Detection of T4 polynucleotide kinase activity based on cationic conjugated polymer-mediated fluorescence resonance energy transfer.

A simple but robust strategy for sensitive detection of T4 polynucleotide kinase (T4 PNK) activity is developed by means of a DNA phosphorylation-accelerated λ exonuclease cleavage reaction coupled with cationic conjugated polymer (CCP)-mediated fluorescence resonance energy transfer (FRET). Firstly, a label-free hairpin DNA with a 5'-hydroxyl end is designed as the substrate of T4 PNK. SYBR Green I (SGI), a double-stranded DNA (dsDNA)-specific fluorescent dye, can fluoresce only when intercalated to the stem region of the hairpin DNA. When mixed with CCP, the SGI-binding hairpin DNA will be brought in close proximity with the CCP due to strong electrostatic interaction, leading to efficient FRET from CCP to SGI. However, in the presence of T4 PNK, the hairpin DNA would be phosphorylated at its 5'-terminus and thus can be immediately recognized as the initial cleavage site of λ exonuclease.

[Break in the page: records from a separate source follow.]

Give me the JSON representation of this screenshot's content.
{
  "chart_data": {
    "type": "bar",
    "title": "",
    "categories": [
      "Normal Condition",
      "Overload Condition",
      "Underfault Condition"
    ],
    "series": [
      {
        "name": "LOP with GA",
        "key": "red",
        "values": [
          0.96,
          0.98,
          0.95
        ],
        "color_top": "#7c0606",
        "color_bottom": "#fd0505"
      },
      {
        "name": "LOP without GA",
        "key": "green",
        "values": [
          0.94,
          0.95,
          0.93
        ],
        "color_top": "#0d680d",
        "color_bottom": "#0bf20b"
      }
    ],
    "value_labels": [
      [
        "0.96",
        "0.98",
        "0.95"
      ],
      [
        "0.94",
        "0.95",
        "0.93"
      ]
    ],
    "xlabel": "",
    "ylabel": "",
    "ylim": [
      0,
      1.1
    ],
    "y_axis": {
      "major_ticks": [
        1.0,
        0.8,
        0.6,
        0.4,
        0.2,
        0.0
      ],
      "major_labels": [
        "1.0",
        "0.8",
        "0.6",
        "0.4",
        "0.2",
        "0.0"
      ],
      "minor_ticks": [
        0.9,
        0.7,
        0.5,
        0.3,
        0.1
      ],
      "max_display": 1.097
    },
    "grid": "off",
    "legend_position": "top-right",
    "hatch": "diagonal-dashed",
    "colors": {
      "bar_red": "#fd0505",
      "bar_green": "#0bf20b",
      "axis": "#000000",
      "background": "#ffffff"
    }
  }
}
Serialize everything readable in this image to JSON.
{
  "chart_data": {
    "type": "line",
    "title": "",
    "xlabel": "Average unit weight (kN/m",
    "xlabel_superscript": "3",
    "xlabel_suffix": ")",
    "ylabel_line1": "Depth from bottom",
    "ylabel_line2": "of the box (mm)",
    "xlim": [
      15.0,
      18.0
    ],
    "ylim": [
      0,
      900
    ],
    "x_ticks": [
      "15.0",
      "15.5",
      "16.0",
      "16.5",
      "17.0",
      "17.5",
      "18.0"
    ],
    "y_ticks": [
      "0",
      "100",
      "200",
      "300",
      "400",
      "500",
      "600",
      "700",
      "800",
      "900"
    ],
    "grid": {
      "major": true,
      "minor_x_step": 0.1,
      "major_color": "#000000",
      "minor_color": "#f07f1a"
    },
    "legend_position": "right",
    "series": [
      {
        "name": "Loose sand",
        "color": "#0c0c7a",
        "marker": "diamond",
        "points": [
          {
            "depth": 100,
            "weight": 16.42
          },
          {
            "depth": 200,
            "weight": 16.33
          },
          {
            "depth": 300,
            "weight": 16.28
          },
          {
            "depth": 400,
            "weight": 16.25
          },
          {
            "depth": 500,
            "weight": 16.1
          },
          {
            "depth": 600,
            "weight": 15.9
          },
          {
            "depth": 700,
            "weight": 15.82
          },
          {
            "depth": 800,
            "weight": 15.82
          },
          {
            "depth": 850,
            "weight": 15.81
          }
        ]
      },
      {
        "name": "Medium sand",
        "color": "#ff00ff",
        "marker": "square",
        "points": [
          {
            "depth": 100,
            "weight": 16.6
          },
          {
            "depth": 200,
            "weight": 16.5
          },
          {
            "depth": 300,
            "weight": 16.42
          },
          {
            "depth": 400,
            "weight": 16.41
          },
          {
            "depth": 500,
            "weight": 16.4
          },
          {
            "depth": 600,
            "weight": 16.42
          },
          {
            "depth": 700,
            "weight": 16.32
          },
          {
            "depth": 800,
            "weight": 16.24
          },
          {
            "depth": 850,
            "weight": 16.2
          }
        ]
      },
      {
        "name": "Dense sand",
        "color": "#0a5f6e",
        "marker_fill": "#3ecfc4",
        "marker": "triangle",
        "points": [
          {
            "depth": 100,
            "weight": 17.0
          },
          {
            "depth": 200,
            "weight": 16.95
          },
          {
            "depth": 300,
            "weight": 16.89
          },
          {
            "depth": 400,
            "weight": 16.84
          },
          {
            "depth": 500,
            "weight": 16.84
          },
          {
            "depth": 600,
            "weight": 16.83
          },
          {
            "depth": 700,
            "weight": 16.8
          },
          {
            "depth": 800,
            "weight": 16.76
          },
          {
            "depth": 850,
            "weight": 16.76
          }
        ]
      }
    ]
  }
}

The phosphorylation-actuated λ exonuclease reaction will cleave the stem of the hairpin to yield a single-stranded DNA, which is unable to combine with SGI and as a result, the FRET signal would decrease gradually in correlation to the T4 PNK activity. Therefore, by recording the change of FRET ratio, T4 PNK activity can be facilely determined in a mix-and-read manner. Due to the light harvesting and fluorescence amplification properties of CCP, high sensitivity is achieved for this homogeneous assay. This new strategy provides a simple detection procedure, easy readout and cost-effective manner for T4 PNK analysis, which shows great potential in the study of polynucleotide kinase-related biological processes.